Os hatches compactos – em tese os mais baratos disponíveis – hoje ocupam metade da lista dos dez veículos mais vendidos, que também tem dois SUVs. Mas enquanto as vendas dos hatches compactos em abril cresceram 39,8% na comparação com o mesmo mês de 2023 e a participação no total de emplacamentos alcançou 28%, os SUVs avançaram um pouco mais, 40,7%, e mantiveram proporção de 36,4% do mercado em abril.
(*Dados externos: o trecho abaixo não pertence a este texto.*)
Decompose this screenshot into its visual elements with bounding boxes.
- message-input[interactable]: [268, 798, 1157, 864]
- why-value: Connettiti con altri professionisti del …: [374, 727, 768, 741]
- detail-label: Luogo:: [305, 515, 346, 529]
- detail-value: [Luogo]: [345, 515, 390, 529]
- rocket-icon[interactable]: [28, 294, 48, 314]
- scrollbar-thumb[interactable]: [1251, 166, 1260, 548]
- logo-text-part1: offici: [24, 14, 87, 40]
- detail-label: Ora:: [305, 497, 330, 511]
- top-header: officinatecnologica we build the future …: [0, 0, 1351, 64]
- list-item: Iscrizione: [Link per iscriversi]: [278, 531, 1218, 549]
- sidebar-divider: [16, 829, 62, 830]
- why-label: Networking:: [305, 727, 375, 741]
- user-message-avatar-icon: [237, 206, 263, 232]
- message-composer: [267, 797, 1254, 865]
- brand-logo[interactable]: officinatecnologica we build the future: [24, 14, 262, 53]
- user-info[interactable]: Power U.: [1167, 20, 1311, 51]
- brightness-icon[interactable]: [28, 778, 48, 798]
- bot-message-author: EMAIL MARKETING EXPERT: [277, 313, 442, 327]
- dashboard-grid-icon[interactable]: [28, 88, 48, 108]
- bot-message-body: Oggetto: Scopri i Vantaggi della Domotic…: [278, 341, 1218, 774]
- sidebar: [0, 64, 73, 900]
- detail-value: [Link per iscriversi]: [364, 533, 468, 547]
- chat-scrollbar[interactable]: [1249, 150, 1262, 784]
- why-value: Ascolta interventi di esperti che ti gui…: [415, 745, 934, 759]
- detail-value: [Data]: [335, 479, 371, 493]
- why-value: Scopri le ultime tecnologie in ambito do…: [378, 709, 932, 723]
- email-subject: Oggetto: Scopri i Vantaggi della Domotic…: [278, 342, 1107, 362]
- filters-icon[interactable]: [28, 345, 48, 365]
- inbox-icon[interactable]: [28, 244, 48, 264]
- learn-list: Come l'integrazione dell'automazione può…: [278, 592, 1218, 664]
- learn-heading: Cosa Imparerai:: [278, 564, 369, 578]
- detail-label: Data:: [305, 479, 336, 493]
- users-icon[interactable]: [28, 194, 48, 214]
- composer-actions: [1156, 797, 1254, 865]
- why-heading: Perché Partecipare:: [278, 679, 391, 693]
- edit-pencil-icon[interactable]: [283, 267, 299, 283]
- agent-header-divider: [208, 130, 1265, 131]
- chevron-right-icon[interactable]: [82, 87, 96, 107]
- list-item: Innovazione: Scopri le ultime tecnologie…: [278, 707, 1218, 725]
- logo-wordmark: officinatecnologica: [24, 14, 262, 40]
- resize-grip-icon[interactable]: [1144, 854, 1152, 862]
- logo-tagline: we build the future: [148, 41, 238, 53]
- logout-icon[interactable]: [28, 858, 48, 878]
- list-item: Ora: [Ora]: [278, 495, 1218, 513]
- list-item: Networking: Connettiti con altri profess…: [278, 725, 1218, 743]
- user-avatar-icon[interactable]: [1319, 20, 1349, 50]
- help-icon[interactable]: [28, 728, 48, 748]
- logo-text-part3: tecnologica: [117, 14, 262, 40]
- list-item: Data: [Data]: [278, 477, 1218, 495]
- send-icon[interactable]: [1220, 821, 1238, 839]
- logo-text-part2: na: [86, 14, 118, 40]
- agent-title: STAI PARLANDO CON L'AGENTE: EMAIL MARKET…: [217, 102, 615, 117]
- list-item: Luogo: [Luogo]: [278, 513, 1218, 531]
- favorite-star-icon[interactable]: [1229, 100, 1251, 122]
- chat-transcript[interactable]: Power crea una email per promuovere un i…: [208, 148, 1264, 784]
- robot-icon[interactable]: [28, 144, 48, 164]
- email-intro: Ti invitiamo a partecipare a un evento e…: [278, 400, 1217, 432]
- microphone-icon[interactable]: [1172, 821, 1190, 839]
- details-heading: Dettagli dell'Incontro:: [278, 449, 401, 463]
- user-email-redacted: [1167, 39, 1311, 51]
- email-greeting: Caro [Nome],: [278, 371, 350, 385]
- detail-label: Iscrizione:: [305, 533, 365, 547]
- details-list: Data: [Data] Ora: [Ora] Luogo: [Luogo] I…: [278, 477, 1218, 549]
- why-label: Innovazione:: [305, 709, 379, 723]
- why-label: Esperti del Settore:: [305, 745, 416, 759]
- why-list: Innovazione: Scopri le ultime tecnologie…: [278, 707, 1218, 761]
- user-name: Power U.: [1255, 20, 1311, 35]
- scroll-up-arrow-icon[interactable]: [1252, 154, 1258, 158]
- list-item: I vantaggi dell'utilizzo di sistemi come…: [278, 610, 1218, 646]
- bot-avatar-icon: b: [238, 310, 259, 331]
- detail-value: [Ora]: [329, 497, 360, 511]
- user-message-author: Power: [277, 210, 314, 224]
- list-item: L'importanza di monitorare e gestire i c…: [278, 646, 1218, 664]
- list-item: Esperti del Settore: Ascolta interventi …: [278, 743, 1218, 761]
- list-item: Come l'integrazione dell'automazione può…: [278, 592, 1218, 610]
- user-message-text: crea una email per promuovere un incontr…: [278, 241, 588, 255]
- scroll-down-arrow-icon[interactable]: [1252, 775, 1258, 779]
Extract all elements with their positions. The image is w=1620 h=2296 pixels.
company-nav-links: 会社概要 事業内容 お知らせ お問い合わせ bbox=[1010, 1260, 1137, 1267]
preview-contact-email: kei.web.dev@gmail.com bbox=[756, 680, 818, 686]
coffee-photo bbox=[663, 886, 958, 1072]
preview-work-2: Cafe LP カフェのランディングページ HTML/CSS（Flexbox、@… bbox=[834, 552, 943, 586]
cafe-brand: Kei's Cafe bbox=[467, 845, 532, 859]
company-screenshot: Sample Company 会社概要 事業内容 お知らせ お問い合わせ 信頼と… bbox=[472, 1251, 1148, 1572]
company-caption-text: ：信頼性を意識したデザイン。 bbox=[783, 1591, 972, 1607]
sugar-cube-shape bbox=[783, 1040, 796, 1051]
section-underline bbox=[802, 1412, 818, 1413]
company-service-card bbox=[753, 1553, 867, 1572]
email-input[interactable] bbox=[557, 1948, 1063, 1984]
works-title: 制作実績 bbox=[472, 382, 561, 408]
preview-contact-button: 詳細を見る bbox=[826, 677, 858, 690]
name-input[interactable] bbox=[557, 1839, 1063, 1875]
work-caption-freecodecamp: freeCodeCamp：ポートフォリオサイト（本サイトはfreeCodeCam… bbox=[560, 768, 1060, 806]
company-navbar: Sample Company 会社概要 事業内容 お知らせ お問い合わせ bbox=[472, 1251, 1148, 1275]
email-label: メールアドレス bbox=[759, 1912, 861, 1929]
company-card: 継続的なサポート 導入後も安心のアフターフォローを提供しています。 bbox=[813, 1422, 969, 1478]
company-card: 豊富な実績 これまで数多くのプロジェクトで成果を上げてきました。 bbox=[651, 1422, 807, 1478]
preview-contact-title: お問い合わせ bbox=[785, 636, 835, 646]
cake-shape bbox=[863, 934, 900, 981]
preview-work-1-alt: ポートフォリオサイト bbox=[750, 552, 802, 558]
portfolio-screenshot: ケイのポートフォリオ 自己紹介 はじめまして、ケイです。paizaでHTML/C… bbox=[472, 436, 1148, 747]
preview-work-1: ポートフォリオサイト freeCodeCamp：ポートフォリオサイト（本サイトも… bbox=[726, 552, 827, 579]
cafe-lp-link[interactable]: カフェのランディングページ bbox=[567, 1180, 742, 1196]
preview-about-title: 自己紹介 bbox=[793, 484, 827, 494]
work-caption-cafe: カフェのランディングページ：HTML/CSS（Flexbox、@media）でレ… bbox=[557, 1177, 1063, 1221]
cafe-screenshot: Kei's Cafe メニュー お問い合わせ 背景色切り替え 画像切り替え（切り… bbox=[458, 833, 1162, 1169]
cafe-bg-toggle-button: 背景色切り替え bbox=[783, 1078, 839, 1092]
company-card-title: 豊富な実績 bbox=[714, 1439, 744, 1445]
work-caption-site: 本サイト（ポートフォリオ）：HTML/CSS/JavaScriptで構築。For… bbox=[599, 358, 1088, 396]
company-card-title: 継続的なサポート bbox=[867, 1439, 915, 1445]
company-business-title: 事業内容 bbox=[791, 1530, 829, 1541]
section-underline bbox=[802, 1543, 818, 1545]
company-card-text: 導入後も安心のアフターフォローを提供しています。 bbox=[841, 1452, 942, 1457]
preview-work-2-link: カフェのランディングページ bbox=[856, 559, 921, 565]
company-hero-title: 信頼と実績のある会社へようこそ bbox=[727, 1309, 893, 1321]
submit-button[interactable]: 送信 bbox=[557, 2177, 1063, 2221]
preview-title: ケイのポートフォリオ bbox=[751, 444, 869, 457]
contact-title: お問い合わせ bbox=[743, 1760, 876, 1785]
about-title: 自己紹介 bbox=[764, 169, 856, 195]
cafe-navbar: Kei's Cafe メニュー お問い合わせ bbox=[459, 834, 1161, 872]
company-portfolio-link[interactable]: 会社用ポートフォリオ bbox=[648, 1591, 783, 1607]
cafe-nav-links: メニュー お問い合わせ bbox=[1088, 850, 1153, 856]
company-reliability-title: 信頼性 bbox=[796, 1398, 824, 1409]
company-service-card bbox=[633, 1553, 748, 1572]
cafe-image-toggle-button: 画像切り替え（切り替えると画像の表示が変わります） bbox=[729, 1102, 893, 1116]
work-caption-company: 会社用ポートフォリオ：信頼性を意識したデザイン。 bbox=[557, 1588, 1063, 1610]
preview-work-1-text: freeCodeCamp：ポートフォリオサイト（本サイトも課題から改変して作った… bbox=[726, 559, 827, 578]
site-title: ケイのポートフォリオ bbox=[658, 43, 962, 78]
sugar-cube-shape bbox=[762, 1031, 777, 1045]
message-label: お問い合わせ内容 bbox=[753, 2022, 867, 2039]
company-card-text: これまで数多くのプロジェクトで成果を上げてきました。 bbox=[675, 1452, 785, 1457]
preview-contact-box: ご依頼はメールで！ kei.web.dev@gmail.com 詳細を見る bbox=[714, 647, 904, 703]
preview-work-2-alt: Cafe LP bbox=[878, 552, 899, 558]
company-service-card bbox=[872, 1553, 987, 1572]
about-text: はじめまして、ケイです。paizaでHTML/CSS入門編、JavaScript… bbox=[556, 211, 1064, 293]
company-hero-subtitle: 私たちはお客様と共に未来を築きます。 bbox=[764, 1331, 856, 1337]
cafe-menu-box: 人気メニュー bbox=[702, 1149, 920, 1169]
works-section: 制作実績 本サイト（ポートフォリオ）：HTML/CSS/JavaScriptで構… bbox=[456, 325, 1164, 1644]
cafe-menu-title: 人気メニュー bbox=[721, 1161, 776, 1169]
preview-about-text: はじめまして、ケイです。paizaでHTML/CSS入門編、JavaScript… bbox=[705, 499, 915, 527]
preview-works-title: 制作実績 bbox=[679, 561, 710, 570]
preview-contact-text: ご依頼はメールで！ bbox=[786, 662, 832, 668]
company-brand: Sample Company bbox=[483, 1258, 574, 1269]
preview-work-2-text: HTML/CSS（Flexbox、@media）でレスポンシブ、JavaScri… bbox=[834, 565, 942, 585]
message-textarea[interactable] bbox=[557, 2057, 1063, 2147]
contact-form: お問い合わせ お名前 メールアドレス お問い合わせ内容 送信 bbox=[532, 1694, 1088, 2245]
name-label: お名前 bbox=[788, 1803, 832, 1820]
Não por acaso os fabricantes só pensam em lançar SUVs ou coisas parecidas, abarrotando as concessionárias com eles e fazendo com que siga em curso o fenômeno de vender volumes menores por mais dinheiro. E deverá seguir assim até os abastados consumidores da Terra Brasilis enjoarem de pagar muito por veículos que não oferecem muito mais.

* Pedro Kutney é jornalista especializado em economia, finanças e indústria automotiva. É autor da coluna Observatório Automotivo, especializada na cobertura do setor automotivo, e editor da revista AutoData. Ao longo de mais de 35 anos de profissão, foi editor do portal Automotive Business, editor da revista Automotive News Brasil e da Agência AutoData. Foi editor assistente de finanças no jornal Valor Econômico, repórter e redator das revistas Automóvel & Requinte, Quatro Rodas e Náutica.